There is one basis function that may not be obvious. Namely, a basis function with a frequency of zero. Not to worry, the DFT doesn’t miss this. The 0th element in each of the sine and cosine arrays contains the DC offset of the signal. Go to the “DFT” tab and try changing the test signal’s offset and see how that affects array element 0.  NV


Ideas for Exploration

To reiterate, my goal in this article was to give a brief overview of DFT theory and to provide the basic tools necessary to get you up and running with a DFT-related project. This is only a starting point. The possibilities from here are limitless. Here are just a few ideas:

  1. Implement a DFT in a microprocessor and hook up a microphone or signal generator to an A/D input. Hints: Try to avoid aliasing (low pass filter required) and remember that a processor’s input is typically zero to five volts (level shifting required).
  2. Try increasing the sample size in order to get more frequency resolution.
  3. As the sample size increases, the DFT takes longer to run. Research and implement the fast Fourier transform (FFT). For a real challenge, try to understand the FFT.
  4. The DFT presented here was a forward transform (going from the time domain to the frequency domain). We can also go the other way. Try making a spreadsheet that will do an inverse DFT.
  5. Build a low speed frequency analyzer using the DFT.
  6. Explore specialized DSP processors.

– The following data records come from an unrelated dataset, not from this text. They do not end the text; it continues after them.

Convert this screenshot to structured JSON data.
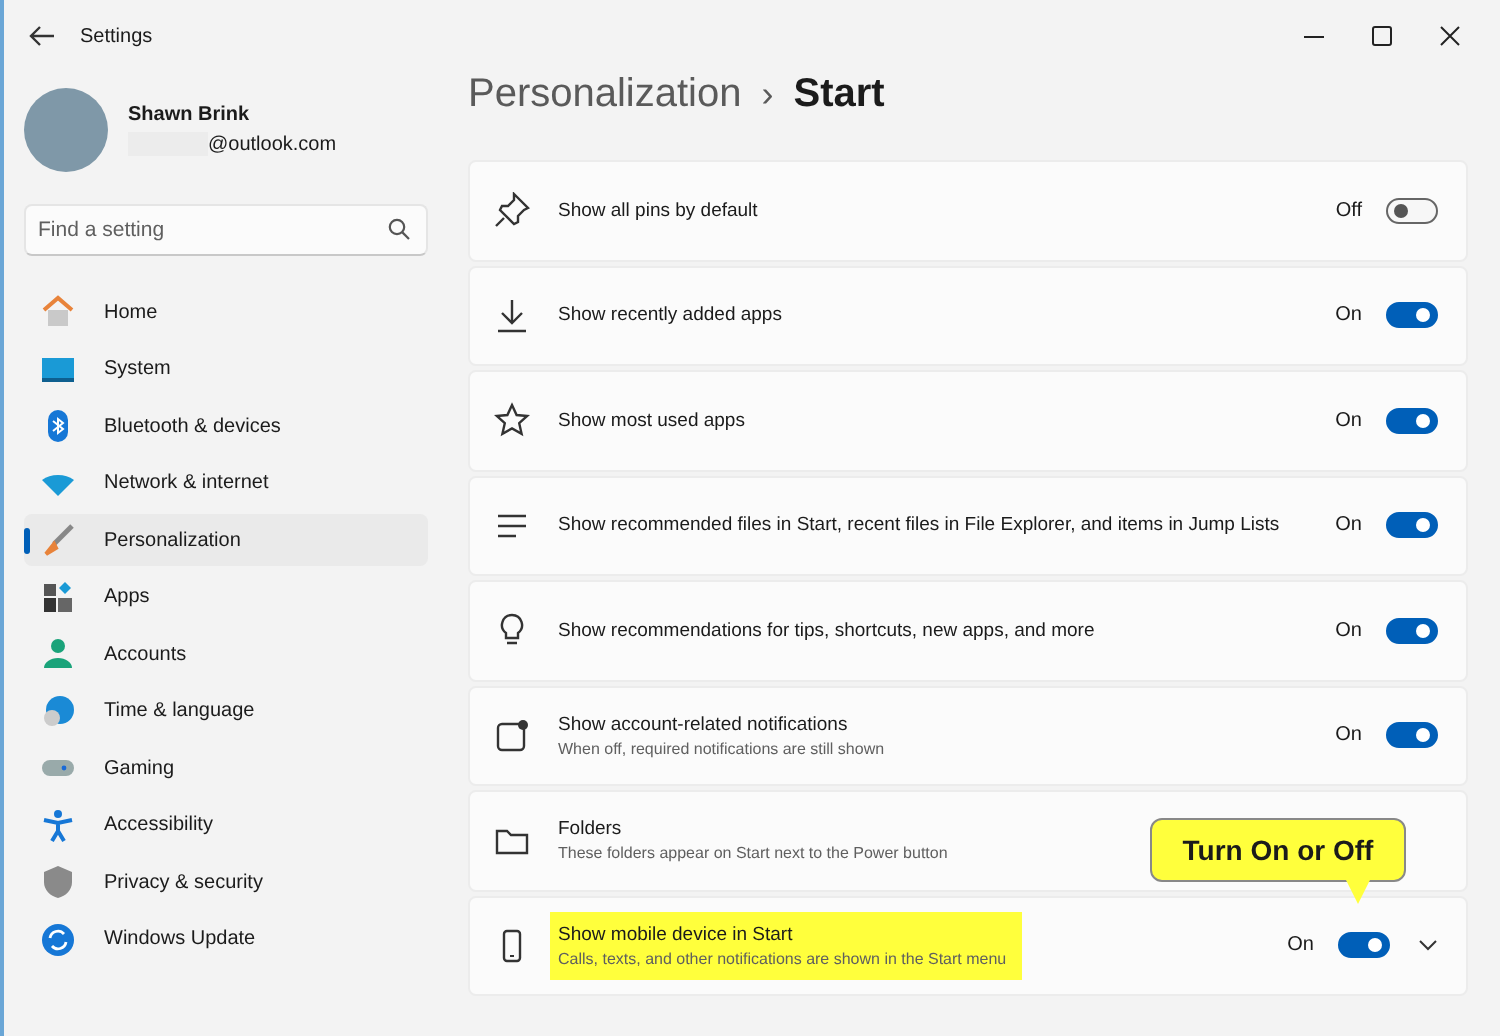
{
  "window": {
    "title": "Settings"
  },
  "account": {
    "name": "Shawn Brink",
    "email": "@outlook.com"
  },
  "search": {
    "placeholder": "Find a setting"
  },
  "sidebar": {
    "items": [
      {
        "label": "Home",
        "selected": false
      },
      {
        "label": "System",
        "selected": false
      },
      {
        "label": "Bluetooth & devices",
        "selected": false
      },
      {
        "label": "Network & internet",
        "selected": false
      },
      {
        "label": "Personalization",
        "selected": true
      },
      {
        "label": "Apps",
        "selected": false
      },
      {
        "label": "Accounts",
        "selected": false
      },
      {
        "label": "Time & language",
        "selected": false
      },
      {
        "label": "Gaming",
        "selected": false
      },
      {
        "label": "Accessibility",
        "selected": false
      },
      {
        "label": "Privacy & security",
        "selected": false
      },
      {
        "label": "Windows Update",
        "selected": false
      }
    ]
  },
  "breadcrumb": {
    "parent": "Personalization",
    "separator": "›",
    "current": "Start"
  },
  "settings": [
    {
      "kind": "toggle",
      "title": "Show all pins by default",
      "on": false,
      "state_text": "Off"
    },
    {
      "kind": "toggle",
      "title": "Show recently added apps",
      "on": true,
      "state_text": "On"
    },
    {
      "kind": "toggle",
      "title": "Show most used apps",
      "on": true,
      "state_text": "On"
    },
    {
      "kind": "toggle",
      "title": "Show recommended files in Start, recent files in File Explorer, and items in Jump Lists",
      "on": true,
      "state_text": "On"
    },
    {
      "kind": "toggle",
      "title": "Show recommendations for tips, shortcuts, new apps, and more",
      "on": true,
      "state_text": "On"
    },
    {
      "kind": "toggle",
      "title": "Show account-related notifications",
      "description": "When off, required notifications are still shown",
      "on": true,
      "state_text": "On"
    },
    {
      "kind": "link",
      "title": "Folders",
      "description": "These folders appear on Start next to the Power button"
    },
    {
      "kind": "toggle",
      "title": "Show mobile device in Start",
      "description": "Calls, texts, and other notifications are shown in the Start menu",
      "on": true,
      "state_text": "On",
      "highlighted": true,
      "expanded": false
    }
  ],
  "callout": {
    "text": "Turn On or Off"
  }
}
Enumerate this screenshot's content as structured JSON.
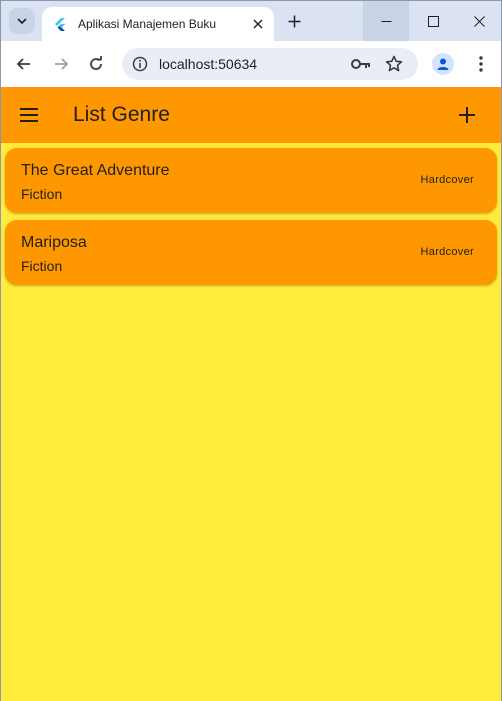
{
  "browser": {
    "tab": {
      "title": "Aplikasi Manajemen Buku"
    },
    "address": {
      "url": "localhost:50634"
    }
  },
  "app": {
    "appbar": {
      "title": "List Genre"
    },
    "books": [
      {
        "title": "The Great Adventure",
        "genre": "Fiction",
        "format": "Hardcover"
      },
      {
        "title": "Mariposa",
        "genre": "Fiction",
        "format": "Hardcover"
      }
    ],
    "colors": {
      "appbar": "#ff9800",
      "background": "#ffeb3b",
      "card": "#ff9800"
    }
  },
  "icons": {
    "tab_search": "chevron-down-icon",
    "favicon": "flutter-icon",
    "close": "close-icon",
    "new_tab": "plus-icon",
    "back": "arrow-left-icon",
    "forward": "arrow-right-icon",
    "reload": "reload-icon",
    "info": "info-icon",
    "password": "key-icon",
    "bookmark": "star-icon",
    "profile": "profile-icon",
    "menu": "more-vert-icon",
    "drawer": "hamburger-icon",
    "add": "plus-icon"
  }
}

Manufacturers include Microchip, Analog Devices, and Texas Instruments. They all offer some kind of demo board.

Suggested Reading

Smith, Steven W., The Scientist & Engineer’s Guide to Digital Signal Processing, 1997.
This is a very popular book with clear and detailed explanations. Available for purchase, but is also free from www.dspguide.com.

Oppenheim, Alan V. et. al., Discrete-Time Signal Processing, 1999.
This is a classic text on DSP. Heavy on the math and probably not appropriate for a hobbyist, but very thorough.

Press, William H. et al, Numerical Recipes in C.
Contains many mathematical algorithms in C, including the FFT.